What Gifts are Taxable?
All gifts are considered taxable unless exempted from tax for one of the following reasons:
- A gift worth $10,000 or less so long as it is considered a gift of a present interest in property. An individual may make an unlimited number of nontaxable gifts provided that no one recipient receives more than $10,000 in any calendar year. Certain gifts in trust, and gifts of property like life insurance, are not considered gifts of a present interest. The $10,000 amount will increase in future years to keep pace with inflation.
- The direct payment of an individual’s tuition or medical expenses
- gifts to charitable organizations
- gifts between spouses
Each person is also entitled to a lifetime credit against the gift tax. This credit is known as the “unified credit” which is a direct dollar-for-dollar reduction of the tax due.

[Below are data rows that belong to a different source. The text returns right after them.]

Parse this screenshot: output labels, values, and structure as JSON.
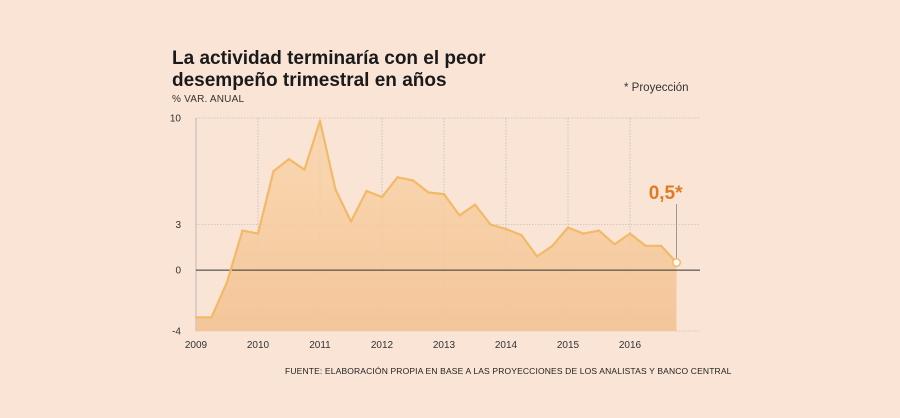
{
  "title_line1": "La actividad terminaría con el peor",
  "title_line2": "desempeño trimestral en años",
  "subtitle": "% VAR. ANUAL",
  "note": "* Proyección",
  "source": "FUENTE: ELABORACIÓN PROPIA EN BASE A LAS PROYECCIONES DE LOS ANALISTAS Y  BANCO CENTRAL",
  "colors": {
    "line": "#f2b967",
    "area_top": "#f9cf9b",
    "area_bottom": "#f4c59a",
    "callout": "#e07b1f",
    "grid": "#b0b0b0",
    "zero_line": "#333333"
  },
  "chart_data": {
    "type": "area",
    "title": "La actividad terminaría con el peor desempeño trimestral en años",
    "ylabel": "% VAR. ANUAL",
    "ylim": [
      -4,
      10
    ],
    "yticks": [
      {
        "value": 10,
        "label": "10"
      },
      {
        "value": 3,
        "label": "3"
      },
      {
        "value": 0,
        "label": "0"
      },
      {
        "value": -4,
        "label": "-4"
      }
    ],
    "xlim": [
      2009,
      2016.9
    ],
    "xticks": [
      {
        "value": 2009,
        "label": "2009"
      },
      {
        "value": 2010,
        "label": "2010"
      },
      {
        "value": 2011,
        "label": "2011"
      },
      {
        "value": 2012,
        "label": "2012"
      },
      {
        "value": 2013,
        "label": "2013"
      },
      {
        "value": 2014,
        "label": "2014"
      },
      {
        "value": 2015,
        "label": "2015"
      },
      {
        "value": 2016,
        "label": "2016"
      }
    ],
    "series": [
      {
        "name": "Actividad",
        "x": [
          2009.0,
          2009.25,
          2009.5,
          2009.75,
          2010.0,
          2010.25,
          2010.5,
          2010.75,
          2011.0,
          2011.25,
          2011.5,
          2011.75,
          2012.0,
          2012.25,
          2012.5,
          2012.75,
          2013.0,
          2013.25,
          2013.5,
          2013.75,
          2014.0,
          2014.25,
          2014.5,
          2014.75,
          2015.0,
          2015.25,
          2015.5,
          2015.75,
          2016.0,
          2016.25,
          2016.5,
          2016.75
        ],
        "values": [
          -3.1,
          -3.1,
          -0.8,
          2.6,
          2.4,
          6.5,
          7.3,
          6.6,
          9.8,
          5.3,
          3.2,
          5.2,
          4.8,
          6.1,
          5.9,
          5.1,
          5.0,
          3.6,
          4.3,
          3.0,
          2.7,
          2.3,
          0.9,
          1.6,
          2.8,
          2.4,
          2.6,
          1.7,
          2.4,
          1.6,
          1.6,
          0.5
        ]
      }
    ],
    "annotation": {
      "x": 2016.75,
      "y": 0.5,
      "label": "0,5*"
    }
  }
}
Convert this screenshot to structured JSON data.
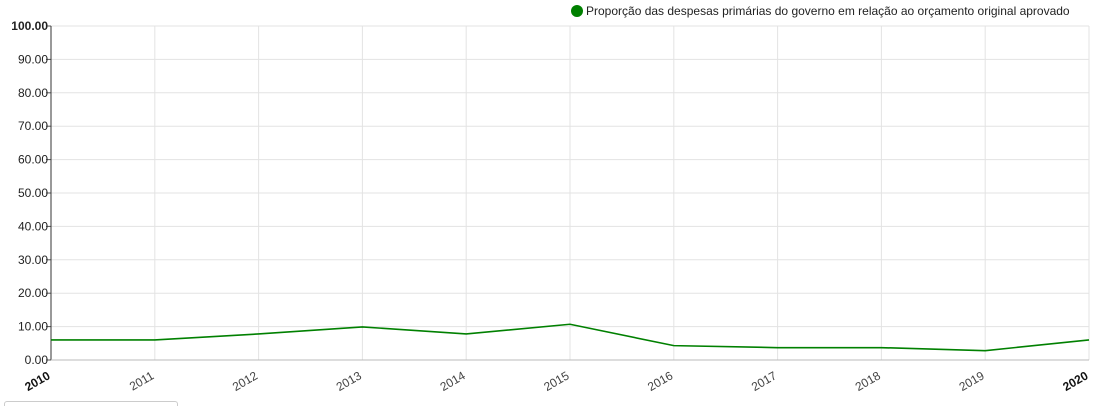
{
  "chart_data": {
    "type": "line",
    "x": [
      "2010",
      "2011",
      "2012",
      "2013",
      "2014",
      "2015",
      "2016",
      "2017",
      "2018",
      "2019",
      "2020"
    ],
    "y_ticks": [
      "0.00",
      "10.00",
      "20.00",
      "30.00",
      "40.00",
      "50.00",
      "60.00",
      "70.00",
      "80.00",
      "90.00",
      "100.00"
    ],
    "ylim": [
      0,
      100
    ],
    "grid": true,
    "legend_position": "top-right",
    "series": [
      {
        "name": "Proporção das despesas primárias do governo em relação ao orçamento original aprovado",
        "color": "#008000",
        "values": [
          6.0,
          6.0,
          7.8,
          9.9,
          7.8,
          10.7,
          4.3,
          3.7,
          3.7,
          2.8,
          6.0
        ]
      }
    ]
  }
}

In 1998, the credit is equivalent to the tax on the first $625,000 of taxable gifts. The Taxpayer Relief Act of 1997 increased the amount of the unified credit to:
- $650,000 for gifts made in 1999
- $675,000 in 2000 and 2001
- $700,000 in 2002 and 2003
- $850,000 in 2004
- $950,000 in 2005
- $1,000,000 thereafter
The credit cannot exceed the amount of the tax less other credits.

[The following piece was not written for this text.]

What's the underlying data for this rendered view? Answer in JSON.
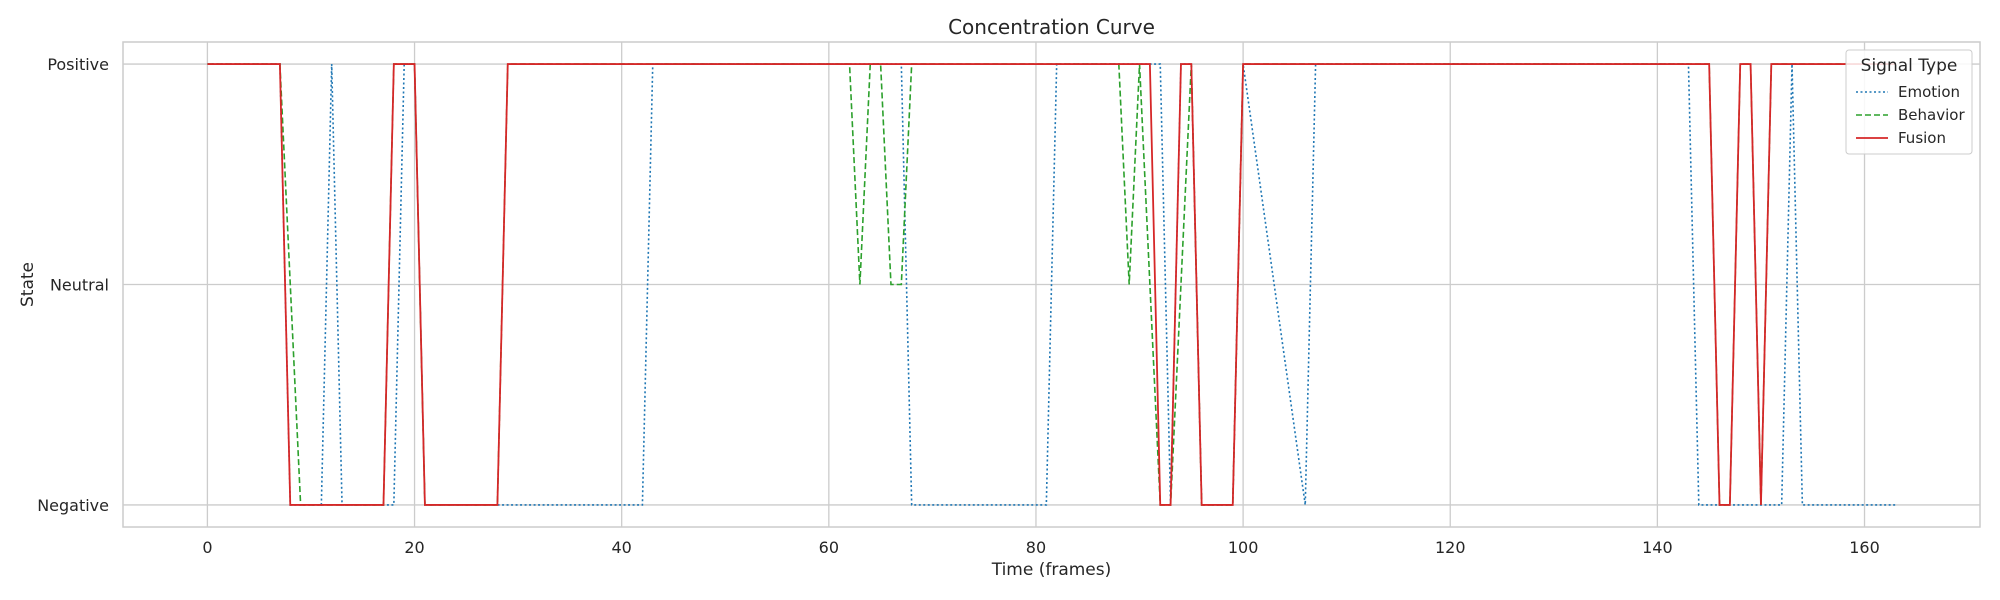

Married individuals may “split” their gifts if both spouses consent. A split gift is treated as if each spouse made a gift equal to one-half of the value of the total gift. If a gift is split, then each spouse is entitled to utilize both the $10,000 annual exclusions and their own unified credit.
Gift Tax Returns
The donor of a taxable gift is required to file a federal Gift Tax Return on Form 709 or 709-A. The donor’s spouse is also required to file a return if they elect to split gifts. The gift tax return is due by April 15th of the year after the gift is made. Extending the date for filing an individual’s federal income tax return can also extend the due date for the gift tax return.

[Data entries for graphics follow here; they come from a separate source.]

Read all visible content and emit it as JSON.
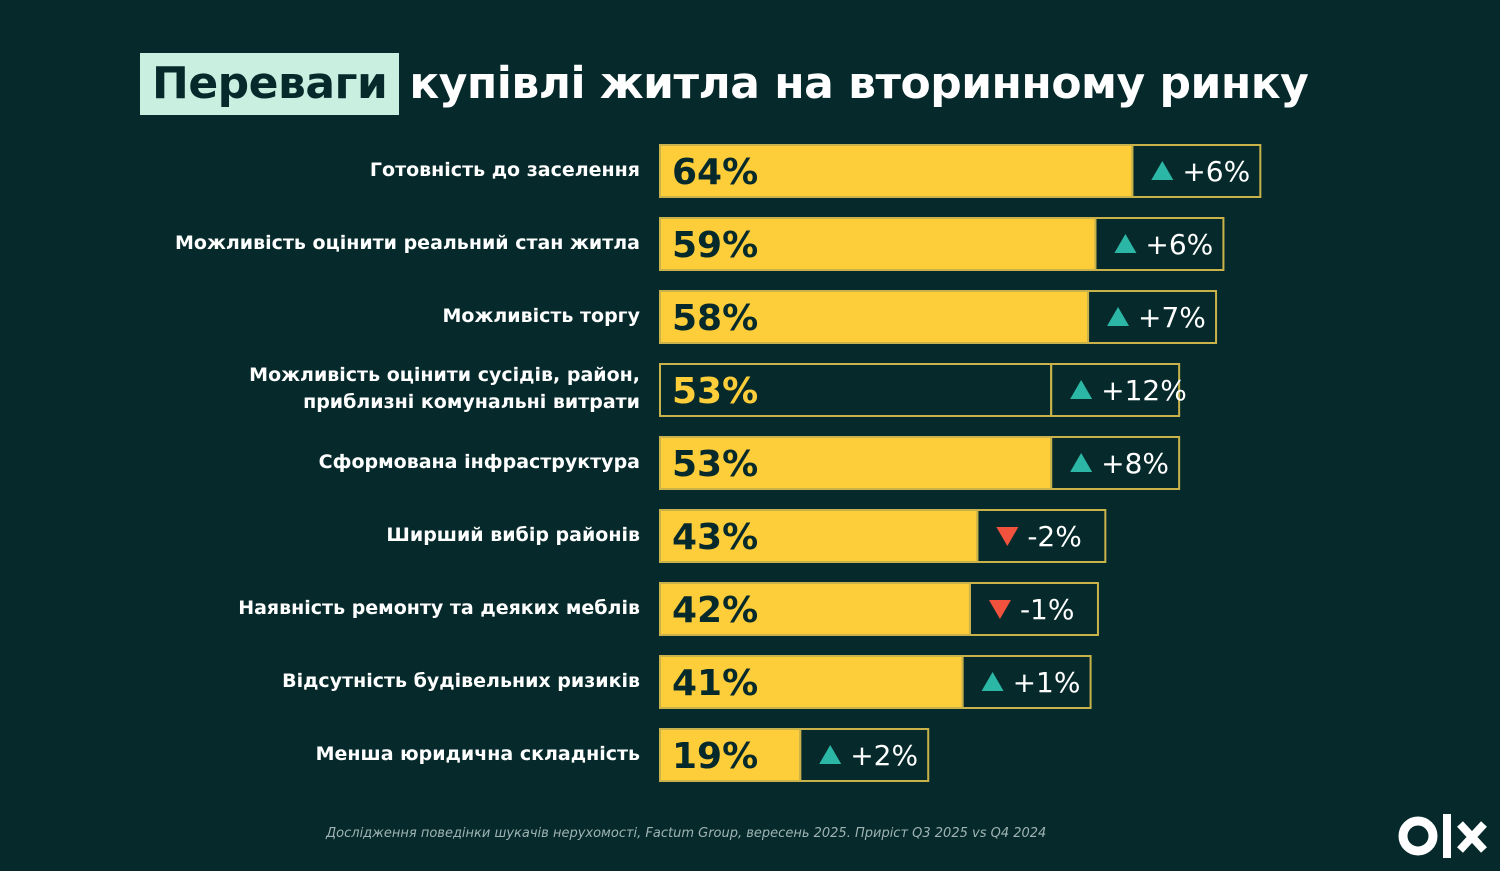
{
  "title": {
    "highlight": "Переваги",
    "rest": "купівлі житла на вторинному ринку"
  },
  "colors": {
    "background": "#062a2b",
    "bar": "#fdcd3a",
    "bar_border": "#c9b24a",
    "up": "#2bb6a6",
    "down": "#f0523d",
    "title_highlight": "#c8efe0"
  },
  "chart_data": {
    "type": "bar",
    "orientation": "horizontal",
    "categories": [
      "Готовність до заселення",
      "Можливість оцінити реальний стан житла",
      "Можливість торгу",
      "Можливість оцінити сусідів, район, приблизні комунальні витрати",
      "Сформована інфраструктура",
      "Ширший вибір районів",
      "Наявність ремонту та деяких меблів",
      "Відсутність будівельних ризиків",
      "Менша юридична складність"
    ],
    "label_lines": [
      [
        "Готовність до заселення"
      ],
      [
        "Можливість оцінити реальний стан житла"
      ],
      [
        "Можливість торгу"
      ],
      [
        "Можливість оцінити сусідів, район,",
        "приблизні комунальні витрати"
      ],
      [
        "Сформована інфраструктура"
      ],
      [
        "Ширший вибір районів"
      ],
      [
        "Наявність ремонту та деяких меблів"
      ],
      [
        "Відсутність будівельних ризиків"
      ],
      [
        "Менша юридична складність"
      ]
    ],
    "values": [
      64,
      59,
      58,
      53,
      53,
      43,
      42,
      41,
      19
    ],
    "value_labels": [
      "64%",
      "59%",
      "58%",
      "53%",
      "53%",
      "43%",
      "42%",
      "41%",
      "19%"
    ],
    "changes": [
      6,
      6,
      7,
      12,
      8,
      -2,
      -1,
      1,
      2
    ],
    "change_labels": [
      "+6%",
      "+6%",
      "+7%",
      "+12%",
      "+8%",
      "-2%",
      "-1%",
      "+1%",
      "+2%"
    ],
    "filled": [
      true,
      true,
      true,
      false,
      true,
      true,
      true,
      true,
      true
    ],
    "unit": "%"
  },
  "footnote": "Дослідження поведінки шукачів нерухомості, Factum Group, вересень 2025. Приріст Q3 2025 vs Q4 2024",
  "logo": {
    "icon": "olx-logo"
  }
}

The amount of gift tax is based upon the value of the property transferred. The gift tax is computed and payable on an annual basis. It is imposed on a cumulative basis. The current year’s tax is equal to the difference between
- the tax on all gifts to date
- the tax on all gifts other than the current year’s gifts
The gift tax rates are graduated. The lowest rate is 37%. The highest rate is 55%. Additionally, the unified credit amount and the lower rate brackets are recaptured by the imposition of a 60% rate for very large gifts and estates.